Oxidized BAL fluid proteins in patients with interstitial lung diseases.

Oxygen-derived free radicals, released by phagocytic cells, have been postulated to contribute to lung tissue damage. We therefore investigated oxidative damage to proteins from bronchoalveolar lavage fluid (BALF) as an indicator of oxidative stress and to assess antioxidant defences in the lungs. We examined BAL fluids from patients with interstitial lung diseases, such as idiopathic pulmonary fibrosis (IPF, nonsmokers (NS) and smokers (S)), sarcoidosis (SARC, nonsmokers), and asbestosis (ASB, ex-smokers (EXS)). The oxidation of BALF proteins is accompanied by the introduction of carbonyl groups into their amino acid side-chains and can be quantitated by labeling these groups with tritiated borohydride.
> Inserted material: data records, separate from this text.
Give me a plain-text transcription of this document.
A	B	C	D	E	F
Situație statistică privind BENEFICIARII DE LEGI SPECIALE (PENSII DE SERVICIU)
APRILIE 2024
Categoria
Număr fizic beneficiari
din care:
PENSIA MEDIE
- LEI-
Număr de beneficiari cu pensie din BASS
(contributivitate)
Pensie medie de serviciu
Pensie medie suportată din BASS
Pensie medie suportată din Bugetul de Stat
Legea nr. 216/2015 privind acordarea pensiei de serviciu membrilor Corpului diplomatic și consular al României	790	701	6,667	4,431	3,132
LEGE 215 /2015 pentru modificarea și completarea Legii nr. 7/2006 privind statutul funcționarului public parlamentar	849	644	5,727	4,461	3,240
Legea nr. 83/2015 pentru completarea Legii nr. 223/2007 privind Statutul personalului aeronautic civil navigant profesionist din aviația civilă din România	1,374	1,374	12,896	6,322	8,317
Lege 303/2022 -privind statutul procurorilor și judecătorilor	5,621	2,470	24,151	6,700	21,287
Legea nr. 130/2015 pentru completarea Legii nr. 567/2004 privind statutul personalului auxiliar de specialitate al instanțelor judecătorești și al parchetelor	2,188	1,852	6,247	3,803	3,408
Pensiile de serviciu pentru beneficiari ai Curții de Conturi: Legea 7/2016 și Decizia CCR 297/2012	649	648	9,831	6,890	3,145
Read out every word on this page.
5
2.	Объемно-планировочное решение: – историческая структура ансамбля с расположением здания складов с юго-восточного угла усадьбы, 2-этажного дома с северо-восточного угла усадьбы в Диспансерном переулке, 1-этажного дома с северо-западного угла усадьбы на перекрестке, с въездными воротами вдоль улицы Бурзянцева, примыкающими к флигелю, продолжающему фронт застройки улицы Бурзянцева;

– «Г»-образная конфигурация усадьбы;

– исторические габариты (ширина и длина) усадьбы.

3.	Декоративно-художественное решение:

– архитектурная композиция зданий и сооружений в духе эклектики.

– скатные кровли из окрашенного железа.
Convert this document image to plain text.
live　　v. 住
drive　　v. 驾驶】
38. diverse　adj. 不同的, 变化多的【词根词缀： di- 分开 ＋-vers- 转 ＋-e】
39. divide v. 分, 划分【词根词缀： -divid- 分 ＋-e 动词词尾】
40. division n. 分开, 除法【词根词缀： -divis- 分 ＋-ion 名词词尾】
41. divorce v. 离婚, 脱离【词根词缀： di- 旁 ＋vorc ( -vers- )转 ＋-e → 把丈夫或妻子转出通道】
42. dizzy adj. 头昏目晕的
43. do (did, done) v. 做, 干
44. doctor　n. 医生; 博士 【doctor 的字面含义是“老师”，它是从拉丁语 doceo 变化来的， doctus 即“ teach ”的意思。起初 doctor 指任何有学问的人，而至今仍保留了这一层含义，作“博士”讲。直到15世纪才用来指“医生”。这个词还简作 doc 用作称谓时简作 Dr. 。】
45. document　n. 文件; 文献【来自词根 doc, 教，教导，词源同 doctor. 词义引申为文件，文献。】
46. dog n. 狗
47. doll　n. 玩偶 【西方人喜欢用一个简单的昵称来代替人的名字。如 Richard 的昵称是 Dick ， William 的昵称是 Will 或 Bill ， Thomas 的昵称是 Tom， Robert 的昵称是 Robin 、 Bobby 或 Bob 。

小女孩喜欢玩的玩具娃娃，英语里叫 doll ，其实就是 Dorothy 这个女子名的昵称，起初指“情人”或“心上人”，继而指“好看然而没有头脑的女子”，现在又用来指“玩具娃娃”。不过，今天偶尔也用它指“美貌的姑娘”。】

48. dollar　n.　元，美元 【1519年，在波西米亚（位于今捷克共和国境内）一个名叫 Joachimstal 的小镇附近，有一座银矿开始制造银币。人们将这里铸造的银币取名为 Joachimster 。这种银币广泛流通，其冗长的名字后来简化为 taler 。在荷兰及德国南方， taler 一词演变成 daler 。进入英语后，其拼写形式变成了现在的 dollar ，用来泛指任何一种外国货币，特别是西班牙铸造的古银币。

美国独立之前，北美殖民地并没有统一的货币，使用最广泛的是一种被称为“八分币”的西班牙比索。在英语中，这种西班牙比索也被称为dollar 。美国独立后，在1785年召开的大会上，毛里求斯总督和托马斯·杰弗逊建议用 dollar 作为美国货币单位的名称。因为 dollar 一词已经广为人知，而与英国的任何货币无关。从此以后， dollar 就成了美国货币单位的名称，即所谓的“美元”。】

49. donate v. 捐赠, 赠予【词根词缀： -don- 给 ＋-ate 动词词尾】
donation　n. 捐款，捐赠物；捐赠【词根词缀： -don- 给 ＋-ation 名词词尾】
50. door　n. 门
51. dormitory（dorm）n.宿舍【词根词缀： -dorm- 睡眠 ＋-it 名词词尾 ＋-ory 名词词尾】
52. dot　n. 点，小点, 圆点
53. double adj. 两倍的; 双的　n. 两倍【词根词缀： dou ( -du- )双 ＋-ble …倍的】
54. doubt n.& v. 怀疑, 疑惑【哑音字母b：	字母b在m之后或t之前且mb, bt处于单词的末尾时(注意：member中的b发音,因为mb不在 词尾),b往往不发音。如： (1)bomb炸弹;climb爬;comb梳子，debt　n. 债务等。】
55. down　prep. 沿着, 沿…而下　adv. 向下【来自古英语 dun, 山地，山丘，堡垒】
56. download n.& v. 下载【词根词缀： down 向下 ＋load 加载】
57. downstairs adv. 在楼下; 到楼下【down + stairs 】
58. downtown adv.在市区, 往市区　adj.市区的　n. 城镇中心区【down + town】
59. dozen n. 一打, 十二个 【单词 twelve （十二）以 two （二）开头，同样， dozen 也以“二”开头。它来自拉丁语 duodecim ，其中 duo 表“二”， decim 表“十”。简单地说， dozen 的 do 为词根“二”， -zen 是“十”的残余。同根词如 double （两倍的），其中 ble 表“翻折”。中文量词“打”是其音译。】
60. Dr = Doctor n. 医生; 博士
The total lung content of oxidized proteins recovered by bronchoalveolar lavage (BAL) was 0.3 +/- 0.07 nmol carbonyl.mL-1 BALF (mean +/- SEM) in the NS control group (n = 9) and tended to be increased, in the asymptomatic S group (n = 8; 0.59 +/- 0.14 nmol.mL-1). This parameter was significantly elevated both in IPF-NS (n = 14; 0.84 +/- 0.2 nmol carbonyl.mL-1 BALF) and SARC-NS (n = 15; 0.73 +/- 0.16 nmol.mL-1) as compared with the NS control. On the contrary, in smoking patients with IPF (n = 6; 0.41 +/- 0.1 nmol carbonyl.mL-1 BALF) and also in ASB-EXS (n = 6; 0.37 +/- 0.06 nmol.mL-1) it was not different from NS controls. The total amount of oxidized proteins correlated positively with the absolute number of eosinophils (EOS) in IPF-NS, IPF-S and SARC, and also with absolute polymorphonuclear neutrophil (PMN) numbers in IPF-NS and IPF-S. In conclusion, oxidative damage of BALF proteins occurred in nonsmoking patients with IPF and SARC. The amount of oxidized bronchoalveolar lavage fluid protein may provide a quantitative assessment of oxygen burden, a balance between oxidant stress and antioxidant defences.